O incentivo de conclusão fica retido na conta até a formatura. O estudante pode optar por deixar o valor na poupança ou investir em título do Tesouro Selic pelo app CAIXA. A liberação só acontece após confirmação da conclusão pelo MEC.
Estudantes menores de idade precisam de autorização específica do responsável para a opção de investimento. A regra anterior vale apenas para movimentação básica da conta.
Canais oficiais concentram consultas e informações
Os participantes consultam a situação do benefício em vários canais. O app CAIXA Tem mostra saldo e extrato. O portal https://estudante.pedemeia.mec.gov.br/ permite verificação do calendário e pendências.

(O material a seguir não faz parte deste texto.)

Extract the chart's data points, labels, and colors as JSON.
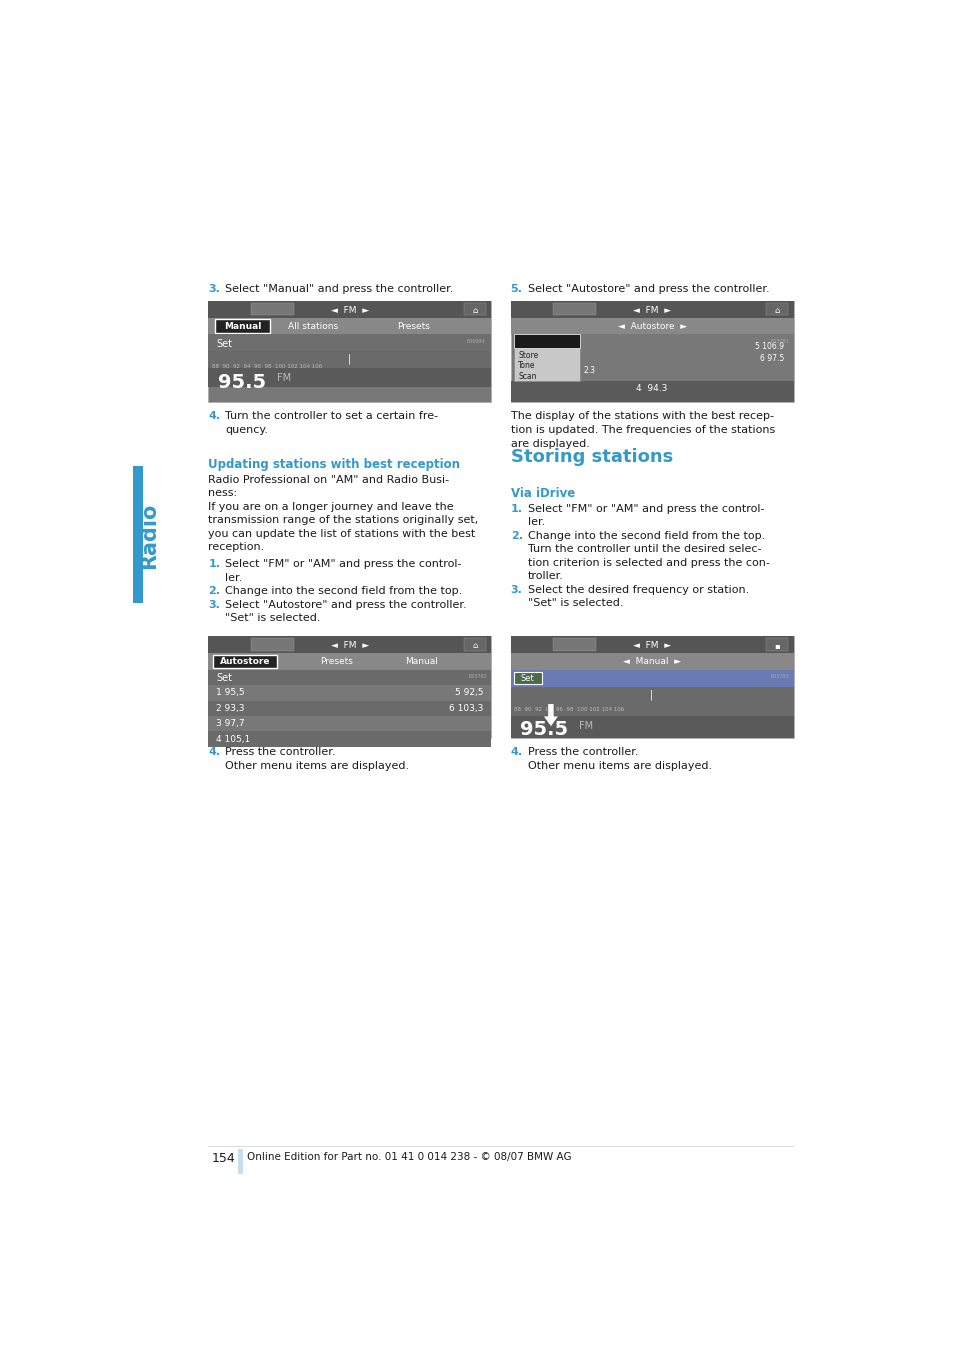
{
  "bg_color": "#ffffff",
  "text_color": "#1a1a1a",
  "blue_color": "#3399cc",
  "number_color": "#3399cc",
  "page_width": 9.54,
  "page_height": 13.5,
  "radio_label": "Radio",
  "page_number": "154",
  "footer_text": "Online Edition for Part no. 01 41 0 014 238 - © 08/07 BMW AG",
  "blue_bar_color": "#c5dff0"
}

Outras opções incluem o app Benefícios Sociais CAIXA, o Portal Cidadão da CAIXA e o Fale Conosco do MEC no telefone 0800 616161. Dúvidas sobre frequência devem ser resolvidas diretamente na escola.
A CAIXA não cobra tarifas para a conta Poupança Social Digital usada no programa. O estudante pode solicitar cartão de débito pelo aplicativo para uso diário.

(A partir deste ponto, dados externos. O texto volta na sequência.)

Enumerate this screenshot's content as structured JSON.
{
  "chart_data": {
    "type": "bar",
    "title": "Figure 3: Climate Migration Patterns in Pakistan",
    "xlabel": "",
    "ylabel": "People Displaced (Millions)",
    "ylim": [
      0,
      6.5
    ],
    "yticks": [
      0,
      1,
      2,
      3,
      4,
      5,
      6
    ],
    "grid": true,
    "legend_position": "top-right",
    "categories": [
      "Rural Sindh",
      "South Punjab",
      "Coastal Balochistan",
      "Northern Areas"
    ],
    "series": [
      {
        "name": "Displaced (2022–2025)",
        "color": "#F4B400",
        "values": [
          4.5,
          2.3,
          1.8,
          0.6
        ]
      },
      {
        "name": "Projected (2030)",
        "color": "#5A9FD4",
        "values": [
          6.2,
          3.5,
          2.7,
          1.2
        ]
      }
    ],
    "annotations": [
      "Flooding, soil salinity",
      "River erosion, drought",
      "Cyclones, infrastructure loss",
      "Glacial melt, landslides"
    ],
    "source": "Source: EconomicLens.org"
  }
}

Programa atinge meta de permanência escolar
O Pé-de-Meia foi criado pela Lei nº 14.818 de 2024. Ele visa reduzir a evasão no ensino médio público ao oferecer suporte financeiro condicionado ao desempenho. Os dados das escolas alimentam o sistema do MEC mensalmente.
Em 2026, o calendário prevê 15 janelas de pagamento entre março de 2026 e junho de 2027. Estudantes com correções de dados aguardam janelas posteriores, entre março e junho de 2027.
A iniciativa acumula até R$ 9.200 ao longo dos três anos para quem cumpre todos os requisitos. Os valores ajudam no custeio de transporte, materiais e outras despesas relacionadas aos estudos.
Próximas parcelas seguem cronograma definido
Após a 4ª parcela de junho, o calendário continua com as demais datas do incentivo de frequência. As escolas seguem responsáveis pelo envio das informações de matrícula e presença.
O MEC recomenda que os estudantes monitorem os canais oficiais para evitar fraudes. Qualquer comunicação fora dos apps e portais da CAIXA e do governo não tem validade.
O programa mantém o foco em famílias de baixa renda. A integração com o CadÚnico garante que o recurso chegue a quem mais precisa para concluir o ensino médio.